Diana è forte, dice che ce la posso fare ad uscirne e che mi aiuterà. In qualche modo mi starà sempre vicina e verrà ancora a farmi visita.
Io le dico che sicuramente ce la farò ma so che non è vero che lo penso. Mi racconto una bugia perché non riesco a fare altro.
Dice anche che soprattutto le mie poesie mi salveranno. Che scrivendole e raccontando il mio male in ognuna di esse, alla fine questo male si dissolverà.
“Aurora, scrivi, scrivi sempre e poi rileggi ad alta voce. Fidati delle tue parole e piano piano guarirai. Presto troverai anche tu la tua strada. Non mollare. Infondo tu sai perfettamente ciò che vuoi e non è certamente ciò che stai vivendo adesso”.
Diana non è fragile e la sua dieta non la annienterà. Lei non ha nessuna pena dietro, dentro al suo passato, me lo ha confessato dopo aver ascoltato la mia triste storia, quasi sentendosi in colpa per non essere come me. Come nessuna di noi. E allora ho capito che ha una sensibilità speciale e che se anche non potrà mai comprendermi né vivere nella mia stessa carne, non posso fare a meno di volerla al mio fianco, né tantomeno di volerle un gran bene. La stringo forte a me con gli occhi che si fanno umidi e piccoli, e glielo dico. Non lo so se ha ragione e se davvero un giorno guarirò ma è molto bello che una ragazza dolce e forte come lei, me lo faccia credere, con due occhi chiari pieni di speranza e due mani affusolate colme di carezze.
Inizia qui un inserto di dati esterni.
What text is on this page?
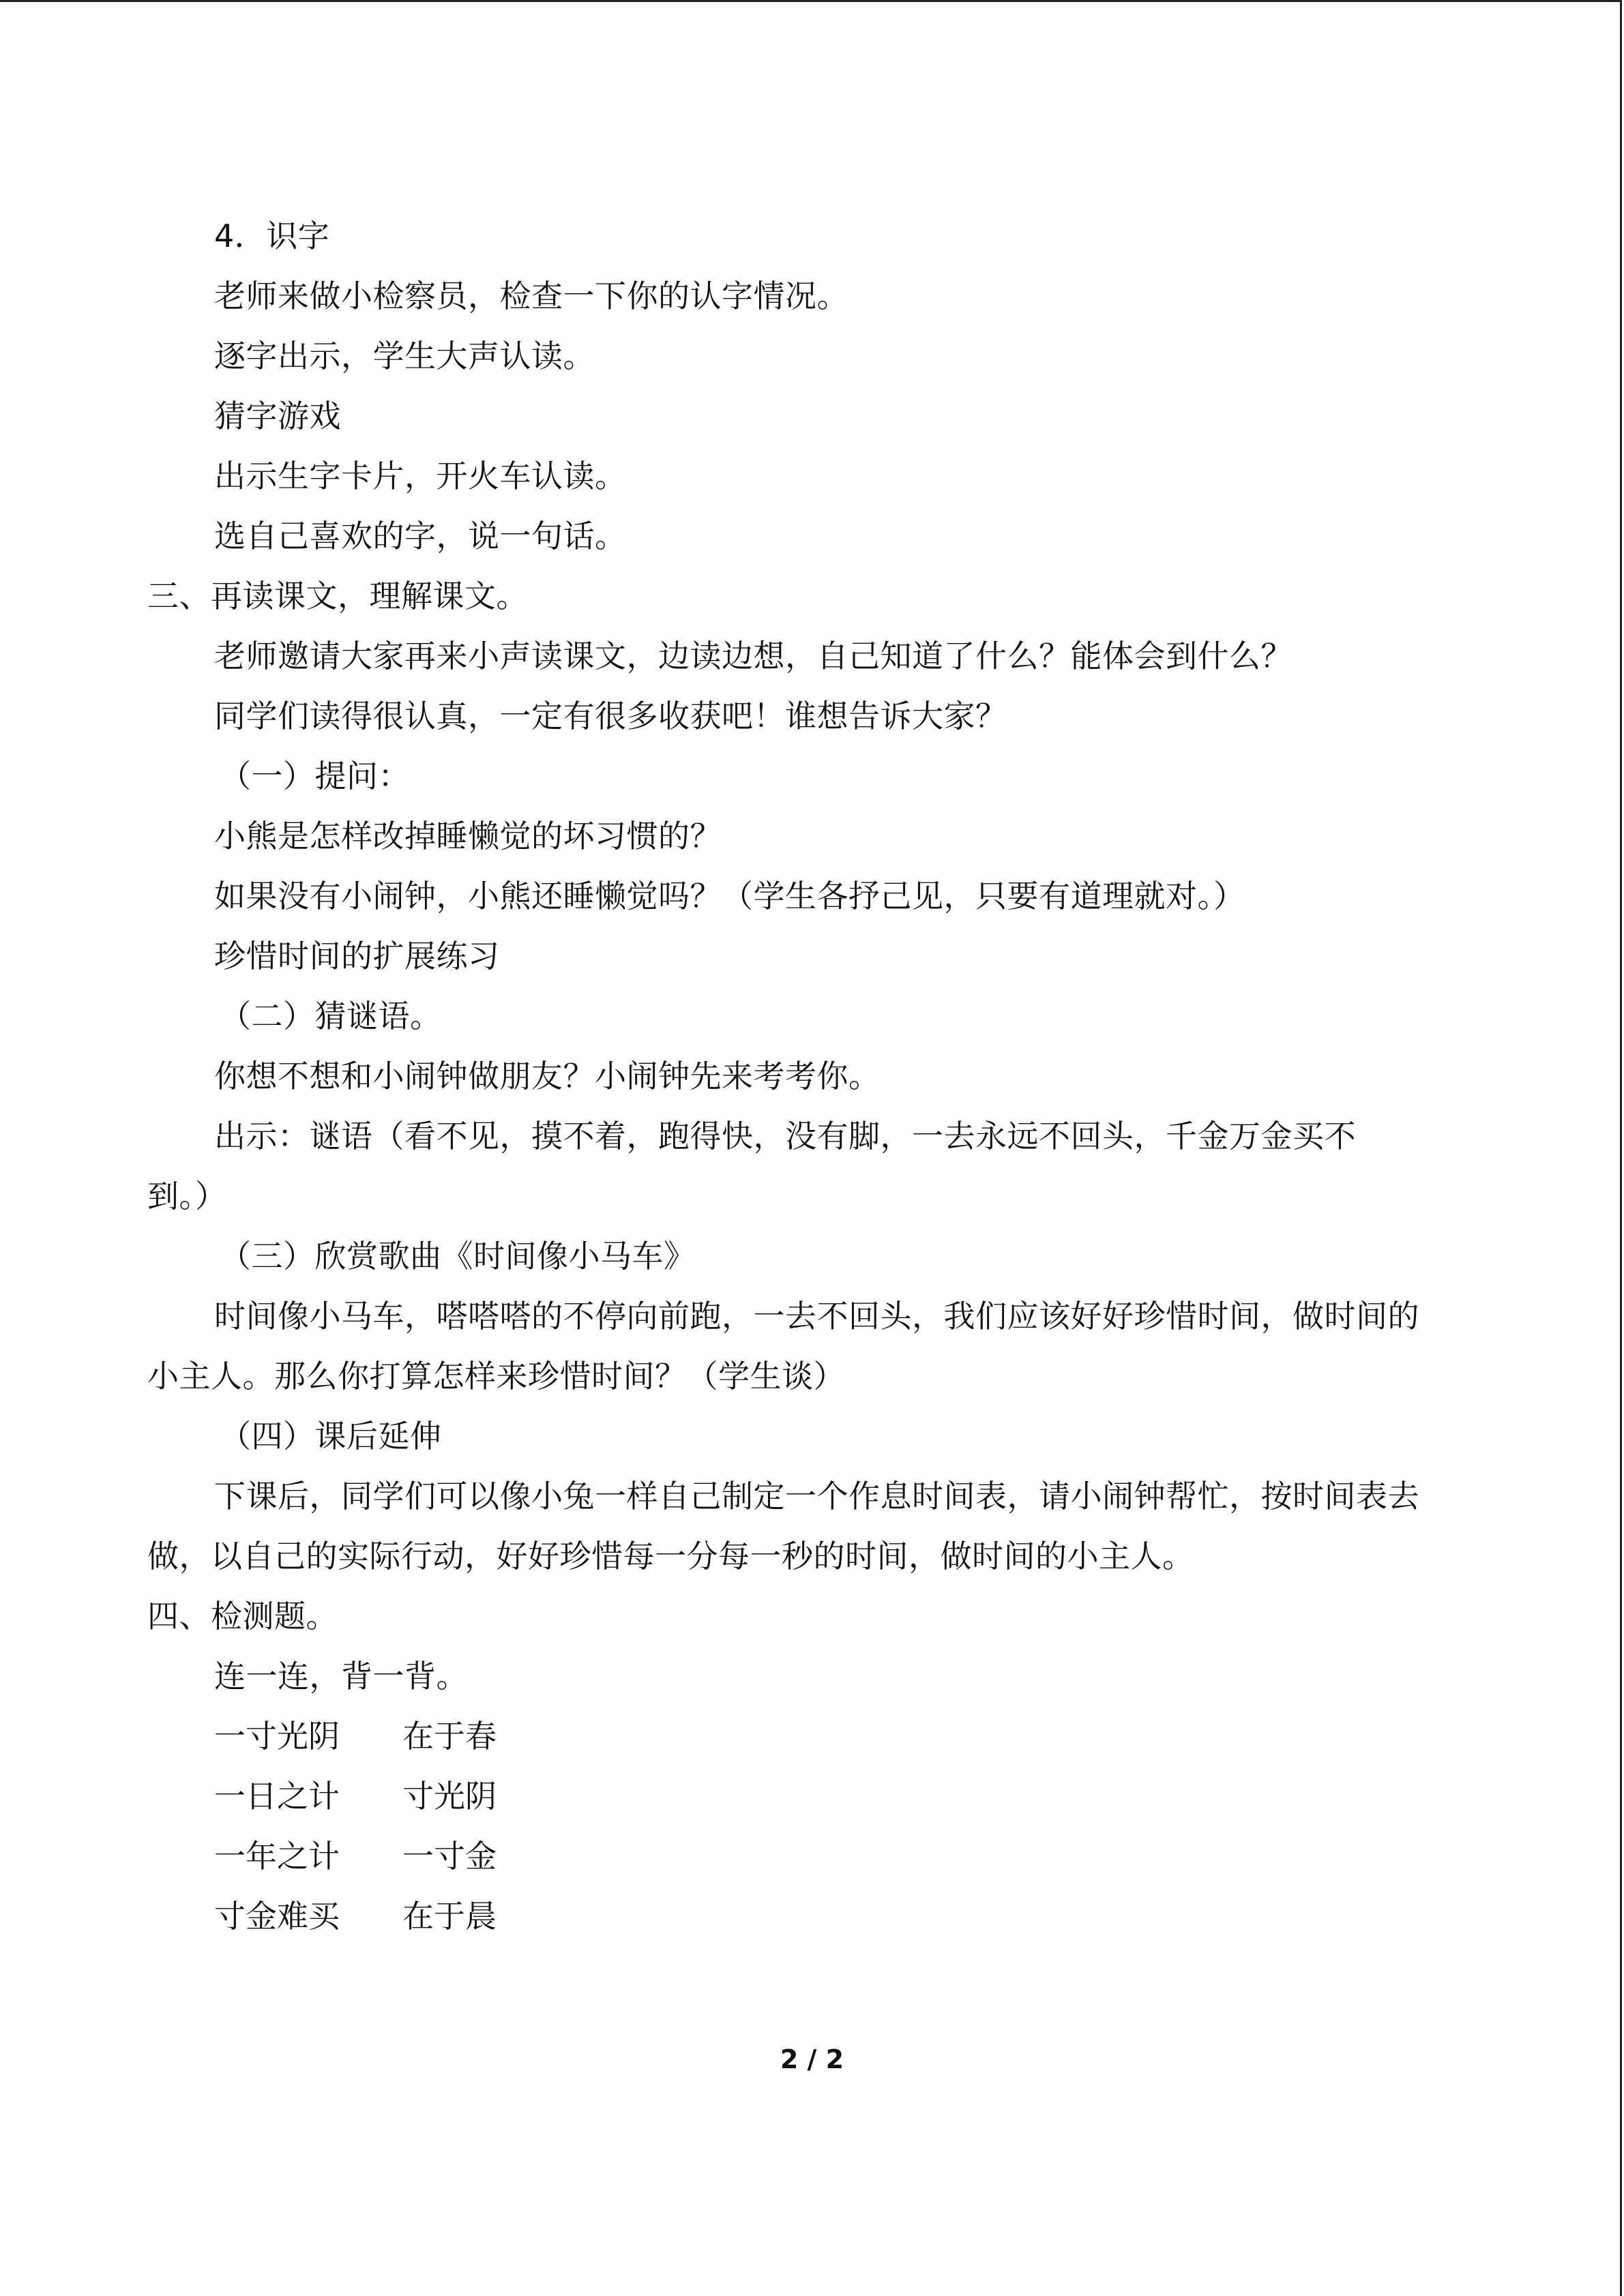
4．识字
老师来做小检察员，检查一下你的认字情况。
逐字出示，学生大声认读。
猜字游戏
出示生字卡片，开火车认读。
选自己喜欢的字，说一句话。
三、再读课文，理解课文。
老师邀请大家再来小声读课文，边读边想，自己知道了什么？能体会到什么？
同学们读得很认真，一定有很多收获吧！谁想告诉大家？
（一）提问：
小熊是怎样改掉睡懒觉的坏习惯的？
如果没有小闹钟，小熊还睡懒觉吗？（学生各抒己见，只要有道理就对。）
珍惜时间的扩展练习
（二）猜谜语。
你想不想和小闹钟做朋友？小闹钟先来考考你。
出示：谜语（看不见，摸不着，跑得快，没有脚，一去永远不回头，千金万金买不
到。）
（三）欣赏歌曲《时间像小马车》
时间像小马车，嗒嗒嗒的不停向前跑，一去不回头，我们应该好好珍惜时间，做时间的
小主人。那么你打算怎样来珍惜时间？（学生谈）
（四）课后延伸
下课后，同学们可以像小兔一样自己制定一个作息时间表，请小闹钟帮忙，按时间表去
做，以自己的实际行动，好好珍惜每一分每一秒的时间，做时间的小主人。
四、检测题。
连一连，背一背。
一寸光阴 在于春
一日之计 寸光阴
一年之计 一寸金
寸金难买 在于晨
2 / 2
Se il destino l'ha condotta fino a me, sulla mia strada avvallata e piena di buche, sono certa che sarà per un valido motivo e come 'Il piccolo principe' presto voglio alzare la testa al cielo e ricominciare a guardare le stelle.
Voglio tornare a sentirmi viva, speciale, amata. Lo voglio è tutto quello che riesco a dire adesso, in questo preciso momento. Accanto a lei che mi tiene la mano. Lo voglio che è molto diverso da lo vorrei ed è magari già un primo atto di coraggio, un piccolo passo verso la felicità.